At the same time, I resigned as Director of Nursing and felt devastated. I had been making a very comfortable salary and had great health benefits, loved my job and the people I worked with. But I couldn't keep up with the demands of the job and take care of myself at the same time, so I left. Working and not taking care of myself was the reason I was in this predicament. I was so depressed as I thought I would never be a nurse again and there was nothing else that I wanted to do. How would I support myself? Would I be on disability? Would I still be able to keep my home? How would I pay my bills?
What I've come to learn is that the oxygen has given me a new life. One that I couldn't have had without it. Yes I'm on disability, my FEV1 was 29% when I quit work. But now I can breathe easier and that allows me to move better and more often.
I went to pulmonary rehab, which showed me that there were still things I could do, maybe just a little slower. I used my oxygen and cranked it up as I worked the treadmill, the upper body machine and the nu-step. I did exercises at home with weights. I learned how to breathe in through my nose and out longer through my lips. I learned how to really breathe with my diaphram. I learned that while I would never regain lung function lost, I could make my muscles use oxygen more efficiently through exercise and save more oxygen for my vital organs.
As I became more used to wearing the O2, it didn't bother me so much to be seen with it on. I love teaching people about it. In a grocery store, a child asked his mom in front of me why I had that hose. She said "Why don't you ask her?" It was my pleasure to respond that I needed more air and the tank supplied it. I can go anywhere with it because it's so portable. I can wear it as a back pack, on the waist or over my shoulder. I have a short canula for trips out, and a long canula at home so I don't yank the tank onto the floor from the counter when I'm working in the kitchen. I am never hooked up to the large filling canister or a concentrator unit. I am free as a bird!
So fast forward to the CNA program ~ I am alive and well and able to work effectively as a nurse and be an advocate of pulmonary rehab and oxygen therapy! Who'd have thought that a "lunger" could educate the medical community and feel so good about it! I am not only responsible for the content of the program, I also teach several modules. I never thought that I'd like teaching, but I do. I have also been offered a position with an MD to do home visits to his patients, and I may also do this. All of my doubts about working with oxygen are fading in the distance.
Life is good again and all hail helios! I have a life again and I can still be a nurse!!
5 comments:
What a great story. Would you please contact me. I went to your other website I couldn't find an e-mail address. I have an idea I want to talk to you about.
My e-mail address is motherjonesrn@yahoo.com.
Thanks.
You're just amazing! I'm looking forward to reading more about your on your blog. Thank you for persevering with the blog difficulties you've been having so that you could share yourself with us.

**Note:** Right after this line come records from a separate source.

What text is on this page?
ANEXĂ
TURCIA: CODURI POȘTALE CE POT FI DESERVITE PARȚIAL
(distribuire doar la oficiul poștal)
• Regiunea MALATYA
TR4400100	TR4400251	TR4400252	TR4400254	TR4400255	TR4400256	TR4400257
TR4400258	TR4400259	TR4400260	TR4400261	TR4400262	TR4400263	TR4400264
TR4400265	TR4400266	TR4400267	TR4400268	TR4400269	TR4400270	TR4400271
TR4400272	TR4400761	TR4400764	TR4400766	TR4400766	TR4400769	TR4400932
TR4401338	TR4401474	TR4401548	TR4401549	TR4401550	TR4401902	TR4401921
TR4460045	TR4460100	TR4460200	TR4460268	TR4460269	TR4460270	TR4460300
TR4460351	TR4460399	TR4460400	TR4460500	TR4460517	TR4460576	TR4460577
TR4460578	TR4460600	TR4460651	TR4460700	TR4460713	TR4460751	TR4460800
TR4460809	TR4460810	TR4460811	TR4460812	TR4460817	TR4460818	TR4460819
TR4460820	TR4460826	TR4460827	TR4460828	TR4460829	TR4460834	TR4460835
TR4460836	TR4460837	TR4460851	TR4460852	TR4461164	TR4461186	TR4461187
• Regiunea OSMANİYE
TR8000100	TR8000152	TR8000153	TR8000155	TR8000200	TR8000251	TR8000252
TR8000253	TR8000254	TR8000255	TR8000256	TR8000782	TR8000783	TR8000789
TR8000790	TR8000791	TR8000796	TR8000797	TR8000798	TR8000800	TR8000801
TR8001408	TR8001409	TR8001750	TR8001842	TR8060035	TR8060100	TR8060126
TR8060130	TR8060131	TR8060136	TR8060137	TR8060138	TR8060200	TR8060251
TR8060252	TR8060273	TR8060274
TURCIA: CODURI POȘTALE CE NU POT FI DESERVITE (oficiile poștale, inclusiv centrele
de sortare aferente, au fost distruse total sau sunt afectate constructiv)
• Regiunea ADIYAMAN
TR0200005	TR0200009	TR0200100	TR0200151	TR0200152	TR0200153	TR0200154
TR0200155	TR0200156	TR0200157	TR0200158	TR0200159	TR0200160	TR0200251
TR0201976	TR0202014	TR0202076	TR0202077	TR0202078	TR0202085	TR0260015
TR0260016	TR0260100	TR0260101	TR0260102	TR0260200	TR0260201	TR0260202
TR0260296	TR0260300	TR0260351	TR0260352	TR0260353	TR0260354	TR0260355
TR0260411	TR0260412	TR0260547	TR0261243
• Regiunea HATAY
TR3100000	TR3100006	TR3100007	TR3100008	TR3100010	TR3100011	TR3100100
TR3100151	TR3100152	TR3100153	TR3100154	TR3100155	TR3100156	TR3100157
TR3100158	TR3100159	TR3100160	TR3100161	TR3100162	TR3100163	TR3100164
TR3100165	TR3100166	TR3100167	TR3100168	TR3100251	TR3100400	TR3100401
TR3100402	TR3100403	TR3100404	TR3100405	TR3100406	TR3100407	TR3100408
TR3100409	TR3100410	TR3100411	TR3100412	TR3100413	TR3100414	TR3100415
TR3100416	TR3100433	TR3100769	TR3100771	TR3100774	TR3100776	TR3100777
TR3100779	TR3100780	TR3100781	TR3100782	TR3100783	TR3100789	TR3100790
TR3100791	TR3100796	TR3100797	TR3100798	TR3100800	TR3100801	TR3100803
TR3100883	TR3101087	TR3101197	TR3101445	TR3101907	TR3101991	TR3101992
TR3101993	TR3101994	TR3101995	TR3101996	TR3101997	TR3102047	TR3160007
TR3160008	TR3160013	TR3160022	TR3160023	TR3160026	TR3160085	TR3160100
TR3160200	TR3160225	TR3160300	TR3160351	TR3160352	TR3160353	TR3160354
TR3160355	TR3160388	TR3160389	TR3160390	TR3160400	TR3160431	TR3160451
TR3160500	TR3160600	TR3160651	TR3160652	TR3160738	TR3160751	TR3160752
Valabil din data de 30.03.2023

I was at the Doctor on Friday and asked my doctor about respiratory rehab and she referred me to a respriatory therapist so they could perform tests. My doctor wants me to get a test for the Alpha-1 and that is going to be done along with the other tests they want to perform. I have to return to the doctor on tuesday morning because my BP was 167/142 and was a little concerned about that.
My FEV1 was at 50%, which is slightly lower than normal. I guess I shouldn't complain, it could be worse.